На второй день после операции, с сотрясением мозга, неизбежным последствием такой процедуры, я пошел гулять по Петергофу. 1996 год, людей нет, туристов нет, ты один. И слава богу, что не было народа. Потому что «будкой» дело не обошлось: гипс на лице и ватой заткнут нос, который постоянно кровит.
Ну не лежать же целыми днями. Зимой в Петергофе я был первый раз. Снега насыпало очень много, сугробы мне по грудь. Погода минус двадцать, не меньше. Красота неимоверная, весь Финский залив затянут льдом, солнце и мороз. Очень красиво! Жаль только, все статуи под деревянными колпаками.

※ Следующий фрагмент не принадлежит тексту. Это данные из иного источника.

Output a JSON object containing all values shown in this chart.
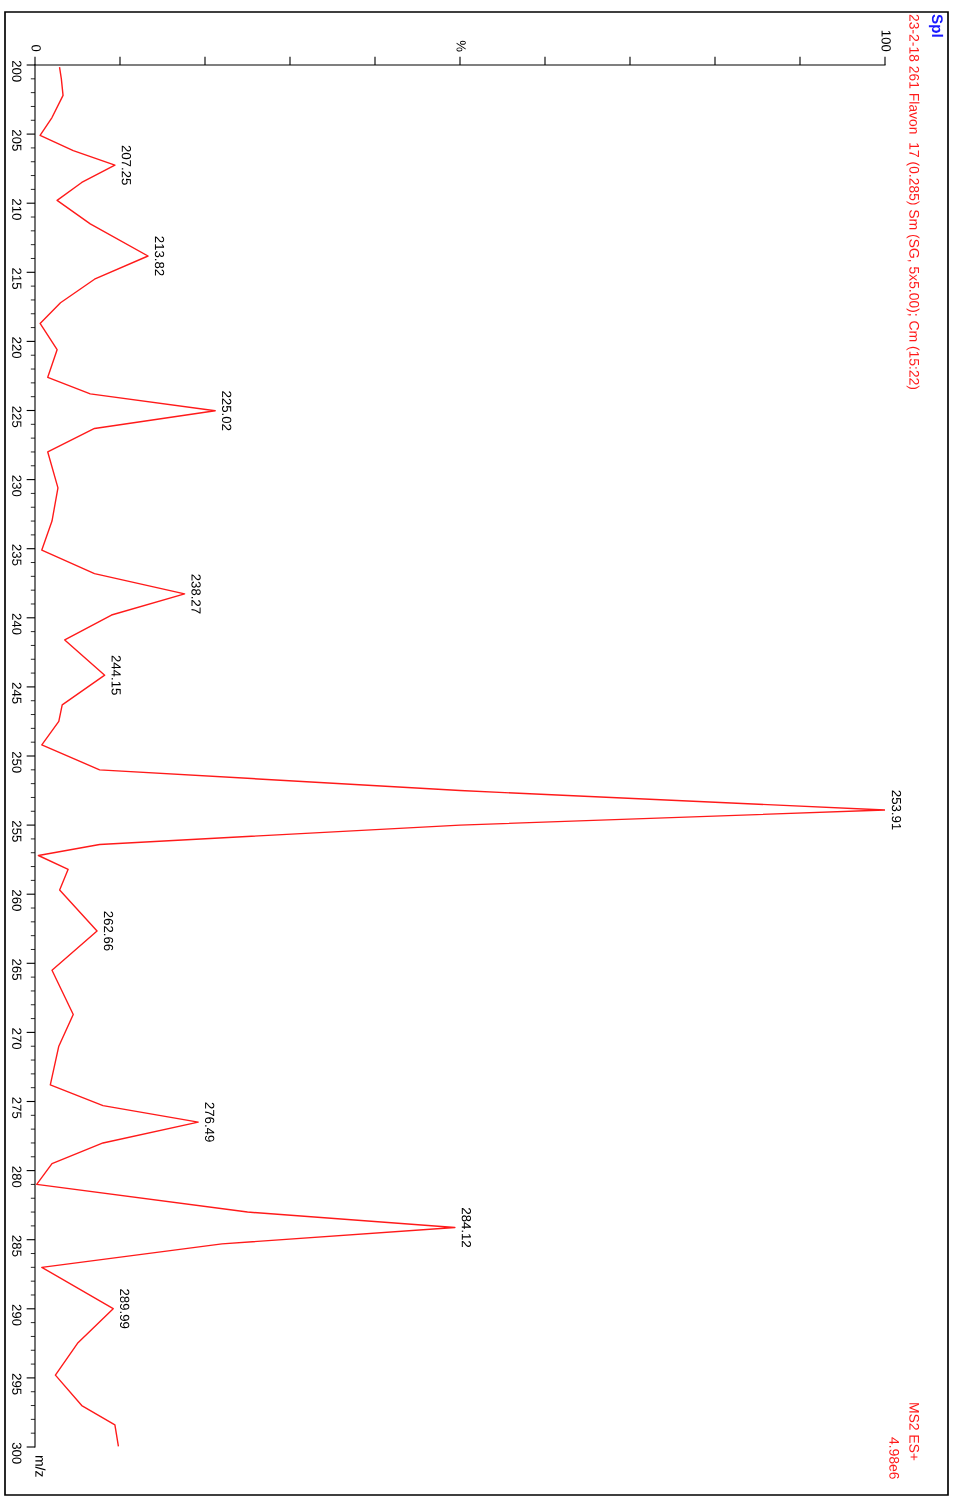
{
  "chart_data": {
    "type": "line",
    "orientation": "horizontal",
    "title": "Spl",
    "subtitle": "23-2-18 261 Flavon  17 (0.285) Sm (SG, 5x5.00); Cm (15:22)",
    "ylabel": "%",
    "x": [
      200.2,
      201.0,
      202.2,
      203.8,
      205.1,
      206.2,
      207.25,
      208.5,
      209.8,
      211.5,
      213.82,
      215.5,
      217.2,
      218.7,
      220.6,
      222.6,
      223.8,
      225.02,
      226.3,
      228.0,
      230.6,
      233.0,
      235.1,
      236.8,
      238.27,
      239.8,
      241.6,
      244.15,
      246.3,
      247.5,
      249.2,
      251.0,
      252.5,
      253.91,
      255.0,
      256.4,
      257.2,
      258.2,
      259.7,
      262.66,
      265.5,
      268.7,
      271.0,
      273.8,
      275.3,
      276.49,
      278.0,
      279.5,
      281.0,
      283.0,
      284.12,
      285.3,
      287.0,
      289.99,
      292.5,
      294.8,
      297.0,
      298.4,
      299.9
    ],
    "series": [
      {
        "color": "#ff1a1a",
        "values": [
          2.9,
          3.1,
          3.3,
          2.0,
          0.6,
          4.5,
          9.4,
          5.5,
          2.6,
          6.5,
          13.3,
          7.0,
          3.0,
          0.6,
          2.6,
          1.5,
          6.5,
          21.2,
          7.0,
          1.5,
          2.7,
          2.0,
          0.8,
          7.0,
          17.6,
          9.0,
          3.5,
          8.2,
          3.2,
          2.8,
          0.8,
          7.6,
          50.0,
          100,
          50.0,
          7.6,
          0.4,
          3.9,
          2.9,
          7.3,
          2.0,
          4.5,
          2.8,
          1.8,
          8.0,
          19.2,
          8.0,
          2.0,
          0.2,
          25.0,
          49.4,
          22.0,
          0.8,
          9.2,
          5.0,
          2.4,
          5.5,
          9.4,
          9.8
        ]
      }
    ],
    "xlim": [
      0,
      100
    ],
    "xticks": [
      0,
      {
        "value": 10,
        "label": null
      },
      {
        "value": 20,
        "label": null
      },
      {
        "value": 30,
        "label": null
      },
      {
        "value": 40,
        "label": null
      },
      {
        "value": 50,
        "label": null
      },
      {
        "value": 60,
        "label": null
      },
      {
        "value": 70,
        "label": null
      },
      {
        "value": 80,
        "label": null
      },
      {
        "value": 90,
        "label": null
      },
      100
    ],
    "ylim": [
      300,
      200
    ],
    "yticks": [
      200,
      205,
      210,
      215,
      220,
      225,
      230,
      235,
      240,
      245,
      250,
      255,
      260,
      265,
      270,
      275,
      280,
      285,
      290,
      295,
      300
    ],
    "annotations": [
      {
        "text": "207.25",
        "x": 9.4,
        "y": 207.25
      },
      {
        "text": "213.82",
        "x": 13.3,
        "y": 213.82
      },
      {
        "text": "225.02",
        "x": 21.2,
        "y": 225.02
      },
      {
        "text": "238.27",
        "x": 17.6,
        "y": 238.27
      },
      {
        "text": "244.15",
        "x": 8.2,
        "y": 244.15
      },
      {
        "text": "253.91",
        "x": 100,
        "y": 253.91
      },
      {
        "text": "262.66",
        "x": 7.3,
        "y": 262.66
      },
      {
        "text": "276.49",
        "x": 19.2,
        "y": 276.49
      },
      {
        "text": "284.12",
        "x": 49.4,
        "y": 284.12
      },
      {
        "text": "289.99",
        "x": 9.2,
        "y": 289.99
      },
      "MS2 ES+",
      "4.98e6",
      "m/z"
    ],
    "grid": false,
    "legend": false,
    "marker": "none",
    "line_style": "solid"
  }
}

Я гулял по парку с наслаждением, спустился по лестнице, вижу, неподалеку от меня идут две женщины. Чтобы не пугать прохожих, я капюшон на лицо низко натягивал. И тут слышу, как одна другой рассказывает, что здесь стояла сцена, был потрясающий концерт, «и приехала Люда Семеняка с красавцем грузином». На этих словах я, конечно, выглянул из-под своего капюшона. Женщины: «А-а-а!» – «Алло, этот красавец грузин – я, это я!» – хотелось крикнуть мне. Но женщин, понятное дело, тут же сдуло в неизвестном направлении.
…Незадолго до Нового года муж Н. Ананиашвили Гия Вашадзе вместе с Лёшей Фадеечевым собрал небольшую группу артистов на несколько выступлений в Норвегии, меня тоже пригласил. Потом в Грузии Гия сделал сумасшедшую карьеру, заняв при М. Саакашвили пост министра иностранных дел, по-моему, даже в президенты баллотировался…
Но вернусь к Норвегии. В этой поездке я сдружился с Ритой Куллик, той самой, которой я ребенком в Тбилиси на «Дон Кихоте» подавал бубен, и ее мужем Володей Кимом. Оказавшись в петергофской больнице, я им позвонил. Они стали делать мне пропуска на спектакли Мариинского театра. Я приезжал утром в Петербург, днем Русский музей или Эрмитаж, вечером Мариинский театр, то опера, то балет, то в гости к Рите с Володей.
Ребята к моей внешности привыкли, а вот Татьяна Терехова, знакомясь со мной, не сдержалась: «Боже, у тебя что, взорвалось лицо, что ли?! Выглядишь так, как будто тебя отлупили в подворотне!» Это годы, когда по Питеру ходить по ночам было просто опасно. Я-то сплю в Петергофе – после «Раймонды» последней электричкой в Петергоф! Отчаянный мальчик решил, что с таким лицом к нему ни один бандит не пристанет – испугается.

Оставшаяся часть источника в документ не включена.